Sylvia Aslaskan, owner of Miss Ella’s Cake Bar, an appointment-only custom bakery, practices her kitchen work as a means of accessing her higher self and building the village she didn’t always have growing up. The joy that baking birthday cakes brings her is evident in each exuberant design. “It’s not about a specific flavor necessarily, it’s about seeing a kid light up,” she says. “When you are never celebrated, you can grow up thinking no one cares. Circumstances shouldn’t define whether we get celebrated or not.” With each and every birthday cake, Aslaskan says, “toxic cycles that were created before you get to be routed in a new direction.”
Baking is sensory and tactile for Carrie Seward, founder of Lush Life Vegan Bakery. When she enters the kitchen, the “click” of the mixer switch flipping on drops her into another state. Her hands, which she considers her energy center, get busy—kneading dough for cinnamon rolls or stirring cake batter. It is through her hands that she is able to “channel unconditional love” into each item she bakes. Seward’s bi-racial background informs her perspective on the way assumptions, perceptions, and ignorance can hinder authentic connection, but she sees cake as common ground: “Everybody loves cake! It’s the great leveler!” she says. “It’s not my job to educate people, but I try to make my cakes for everybody. I have many different kinds of customers from many different backgrounds. They all show up because of the love I put in.”
We don’t have to do this work professionally to understand baking as a space of active resistance and personal renewal. As an educator, writer, health advocate and founding CEO and President of The Foundation for Black Women’s Wellness, Lisa Peyton Caire doesn’t have as much time as she’d like for baking. Still, she notes, “Cooking has been the first love for many of the women in my family,” and the kitchen the heart center of every home. In addition to baked chicken and rice, greens and mac and cheese, Caire remembers sweet potato pie, cherry pie, and her mom’s peach cobbler among her family’s food traditions. When she does take the time to bake her organic, low-sugar version of her mom’s cobbler, Caire, “spirit-surrounded,” is able to re-center and reset. When baking “you are breathing in a different way, you are moving at a slower, more intentional pace, your mind is clear,” she says “And you’ve created something that allows you to transfer healing to your family and acknowledge your roots.”

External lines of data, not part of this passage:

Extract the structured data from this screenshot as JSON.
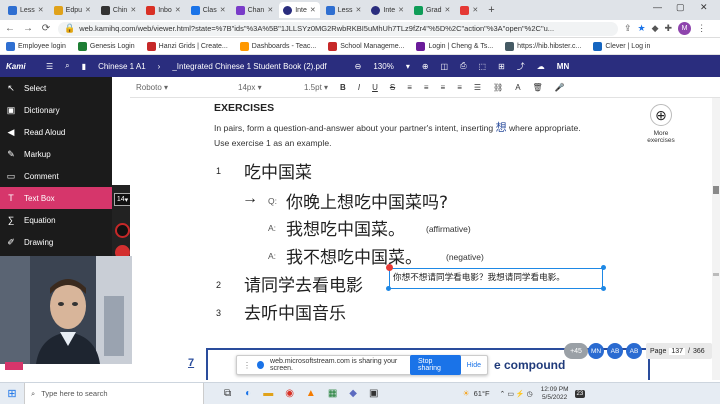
{
  "tabs": [
    {
      "label": "Less",
      "color": "#2f6fd1"
    },
    {
      "label": "Edpu",
      "color": "#e0a21a"
    },
    {
      "label": "Chin",
      "color": "#333333"
    },
    {
      "label": "Inbo",
      "color": "#d93025"
    },
    {
      "label": "Clas",
      "color": "#1a73e8"
    },
    {
      "label": "Chan",
      "color": "#7a3cc9"
    },
    {
      "label": "Inte",
      "color": "#2a2d7e",
      "active": true
    },
    {
      "label": "Less",
      "color": "#2f6fd1"
    },
    {
      "label": "Inte",
      "color": "#2a2d7e"
    },
    {
      "label": "Grad",
      "color": "#0f9d58"
    },
    {
      "label": "",
      "color": "#e53935"
    }
  ],
  "address": {
    "url": "web.kamihq.com/web/viewer.html?state=%7B\"ids\"%3A%5B\"1JLLSYz0MG2RwbRKBI5uMhUh7TLz9fZr4\"%5D%2C\"action\"%3A\"open\"%2C\"u..."
  },
  "bookmarks": [
    "Employee login",
    "Genesis Login",
    "Hanzi Grids | Create...",
    "Dashboards - Teac...",
    "School Manageme...",
    "Login | Cheng & Ts...",
    "https://hib.hibster.c...",
    "Clever | Log in"
  ],
  "kami": {
    "brand": "Kami",
    "doc1": "Chinese 1 A1",
    "doc2": "_Integrated Chinese 1 Student Book (2).pdf",
    "zoom": "130%",
    "user": "MN"
  },
  "format": {
    "font": "Roboto",
    "size": "14px",
    "spacing": "1.5pt"
  },
  "sidebar": [
    {
      "label": "Select",
      "icon": "cursor-icon"
    },
    {
      "label": "Dictionary",
      "icon": "dictionary-icon"
    },
    {
      "label": "Read Aloud",
      "icon": "speaker-icon"
    },
    {
      "label": "Markup",
      "icon": "markup-icon"
    },
    {
      "label": "Comment",
      "icon": "comment-icon"
    },
    {
      "label": "Text Box",
      "icon": "textbox-icon",
      "active": true
    },
    {
      "label": "Equation",
      "icon": "equation-icon"
    },
    {
      "label": "Drawing",
      "icon": "drawing-icon"
    }
  ],
  "textbox_size": "14",
  "doc": {
    "heading": "EXERCISES",
    "instruction_a": "In pairs, form a question-and-answer about your partner's intent, inserting",
    "instruction_char": "想",
    "instruction_b": "where appropriate.",
    "instruction_c": "Use exercise 1 as an example.",
    "more_label_1": "More",
    "more_label_2": "exercises",
    "n1": "1",
    "item1": "吃中国菜",
    "arrow": "→",
    "q": "Q:",
    "qtext": "你晚上想吃中国菜吗?",
    "a": "A:",
    "a1": "我想吃中国菜。",
    "a1note": "(affirmative)",
    "a2": "我不想吃中国菜。",
    "a2note": "(negative)",
    "n2": "2",
    "item2": "请同学去看电影",
    "answer": "你想不想请同学看电影？我想请同学看电影。",
    "n3": "3",
    "item3": "去听中国音乐",
    "n7": "7",
    "compound": "e compound"
  },
  "share": {
    "text": "web.microsoftstream.com is sharing your screen.",
    "stop": "Stop sharing",
    "hide": "Hide"
  },
  "pager": {
    "plus": "+45",
    "u1": "MN",
    "u2": "AB",
    "u3": "AB",
    "label": "Page",
    "current": "137",
    "sep": "/",
    "total": "366"
  },
  "taskbar": {
    "search": "Type here to search",
    "temp": "61°F",
    "time": "12:09 PM",
    "date": "5/5/2022",
    "badge": "23"
  },
  "colors": {
    "kami": "#2a2d7e",
    "accent": "#d6366b",
    "primary_blue": "#1a73e8"
  }
}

For me, at least right now, that acknowledgement is taking the form of lemon meringue pie. Apart from maybe the local eggs and butter, this classic has little direct connection to the Wisconsin terroir, but an ice cold slice is the perfect thing to eat on a warm summer evening while social distancing. It’s also a dessert I remember my mother making with joy and natural ease. Young me marveled at how she proceeded with no written recipe, how her slender fingers so deftly worked butter into flour for luxurious flakes, and how her piled-high meringue sometimes toppled (!) but never wept. Now, I marvel at how a woman continually navigating complicated and often inhospitable terrain worked to make a way for us. She leveraged her kitchen work to carve out spaces of care and delight—sometimes even in the midst of difficulty and upheaval. When I re-enter something that feels like a regular timeline and am again baking in sync with what is perfectly ripe, this ability is what I’ll want to bring with me. My mom and the Black women in my community remind me that what you bake against always, essentially, comes down to who you're baking for.